To balance productivity and costs, Agri-Service offers a number of additional onsite programs including one in which area residents can come to the El Corazon facility and take compost for free. Matava says she includes recycling and composting-based literature with each load that is taken — a move made as much on her commitment to green waste recycling as on an ulterior motive.
“Initially the City wanted us to pay some fees for operation. To avoid those, I wrote a proposal several years ago that said that, in exchange for their waiving those fees, we would run a giveaway program for the City to help meet the educational component of its legislation,. Today, we have between 500 and 900 residents a month coming to the site and filling up their pick up trucks, containers or bags with free compost and with each load comes the literature. It’s really been a successful program.”
Because soils in the Oceanside area are extremely low in calcium yet high in magnesium, additives to balance those levels are needed. Clean, unpainted, untreated Gypsum board, collected and processed through the Morbark 1200 does that and more. “We have a formula wherein we mix a specific amount of the gypsum with the compost and it enhances its properties.

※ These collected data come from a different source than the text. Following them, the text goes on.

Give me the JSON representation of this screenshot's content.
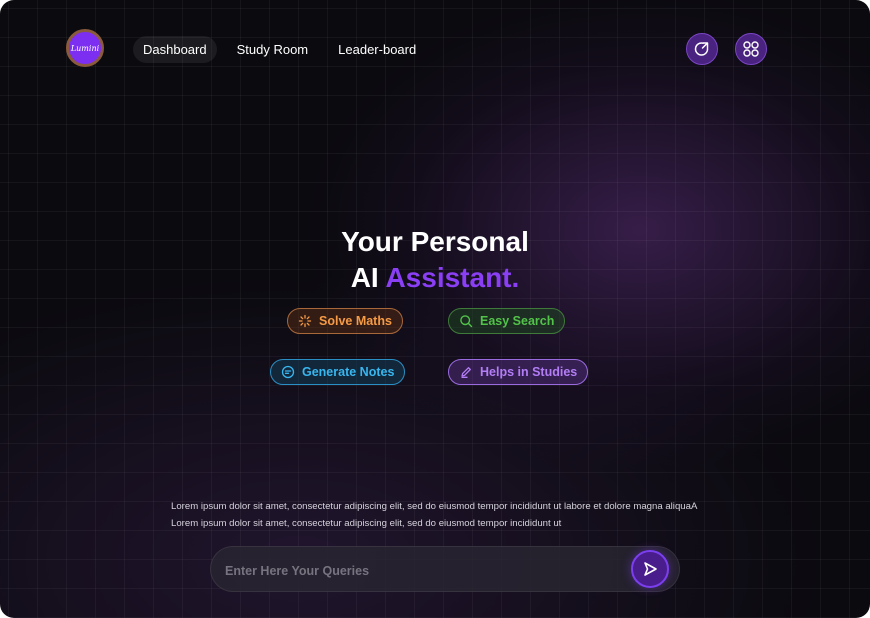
{
  "brand": {
    "logo_text": "Lumini"
  },
  "nav": {
    "items": [
      {
        "label": "Dashboard",
        "active": true
      },
      {
        "label": "Study Room",
        "active": false
      },
      {
        "label": "Leader-board",
        "active": false
      }
    ]
  },
  "header_actions": [
    {
      "icon": "refresh-arrow-icon"
    },
    {
      "icon": "grid-apps-icon"
    }
  ],
  "hero": {
    "line1": "Your Personal",
    "line2_prefix": "AI",
    "line2_accent": "Assistant."
  },
  "features": [
    {
      "label": "Solve Maths",
      "icon": "spinner-icon",
      "color": "#f59a45"
    },
    {
      "label": "Easy Search",
      "icon": "search-icon",
      "color": "#52c24a"
    },
    {
      "label": "Generate Notes",
      "icon": "notes-icon",
      "color": "#38b6ef"
    },
    {
      "label": "Helps in Studies",
      "icon": "pencil-icon",
      "color": "#b27df5"
    }
  ],
  "description": {
    "line1": "Lorem ipsum dolor sit amet, consectetur adipiscing elit, sed do eiusmod tempor incididunt ut labore et dolore magna aliquaA",
    "line2": "Lorem ipsum dolor sit amet, consectetur adipiscing elit, sed do eiusmod tempor incididunt ut"
  },
  "query": {
    "placeholder": "Enter Here Your Queries",
    "value": ""
  },
  "colors": {
    "accent": "#8a3ff5",
    "background": "#0b0a0f"
  }
}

While that alone is a nice benefit, it also counts towards the City’s diversion credit. State law says if the City doesn’t divert 50 percent of its waste from landfill they can be fined up to $10,000 a day. So there is a definite incentive to do this.”
For Matava, it is all just so much common sense. “My decision to get into this business was based upon a realization I had that there was a lot of valuable material simply being thrown away — things for which there is a need right here in the community. Consider this: if you added up all the organic waste in the state of California you could still only supply about 10 percent of agriculture’s nutrient needs. Obviously, in light of that, it’s a sin to be throwing any of this away. And if you need it in dollars and cents, it’s far more economical to compost. The landfill tipping fees are $38 a ton — ours are $22. It just makes good sense to do this and I’m glad we’ve been able to make the impact we have.”